All children should have their hearing tested before they start school. This could reveal mild hearing losses that the parent or child cannot detect. Loss of hearing in one ear may also be determined in this way. Such a loss, although not obvious, may affect speech and language.

Hearing loss can even result from earwax or fluid in the ears. Many children with this type of temporary hearing loss can have their hearing restored through medical treatment or minor surgery.

In contrast to temporary hearing loss, some children have nerve deafness, which is permanent. Most of these children have some usable hearing. Few are totally deaf. Early diagnosis, early fitting of hearing aids, and an early start on special educational programs can help maximize the child’s existing hearing.

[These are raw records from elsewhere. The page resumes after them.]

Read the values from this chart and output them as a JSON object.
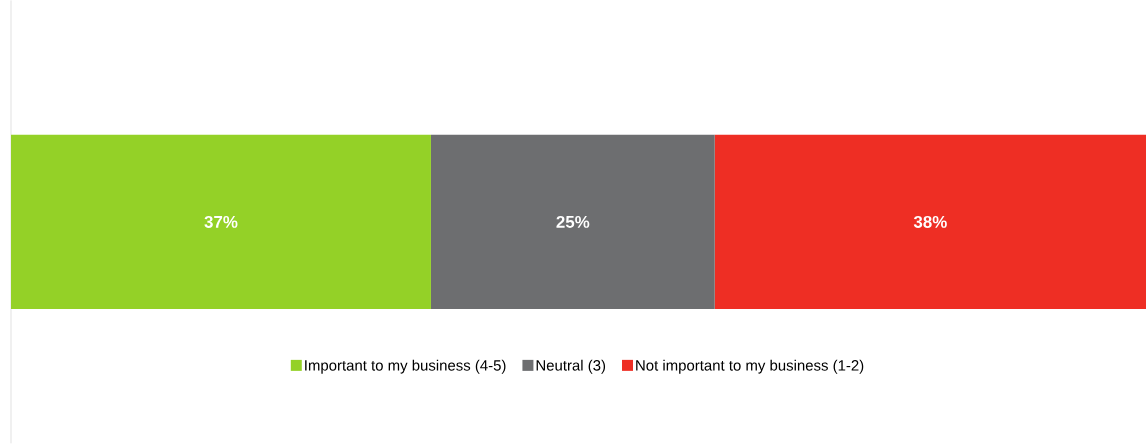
{
  "chart_data": {
    "type": "bar",
    "orientation": "horizontal",
    "stacked": true,
    "categories": [
      null
    ],
    "series": [
      {
        "name": "Important to my business (4-5)",
        "color": "#94d127",
        "values": [
          37
        ],
        "value_labels": [
          "37%"
        ]
      },
      {
        "name": "Neutral (3)",
        "color": "#6d6e70",
        "values": [
          25
        ],
        "value_labels": [
          "25%"
        ]
      },
      {
        "name": "Not important to my business (1-2)",
        "color": "#ee2e24",
        "values": [
          38
        ],
        "value_labels": [
          "38%"
        ]
      }
    ],
    "legend": "bottom"
  }
}
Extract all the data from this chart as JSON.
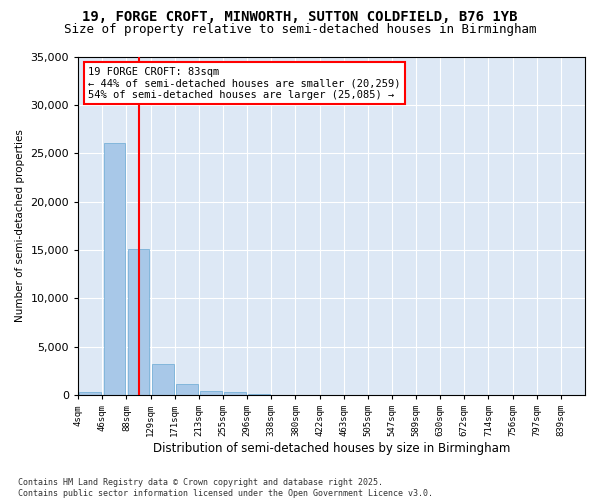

Please note that this leaflet is not a substitute for an ear examination or a hearing test.

 

Steps to take

  • If you have checked one or more of these indicators, your child might have hearing loss and you should take him or her for an ear examination and a hearing test. This can be done at any age, as early as just after birth.
  • If you did not check any of these factors, but you suspect that your child is not hearing normally, even if your child’s doctor is not concerned, have your child’s hearing tested and when appropriate, have his or her speech evaluated by a speech and language pathologist. The test will not hurt your child.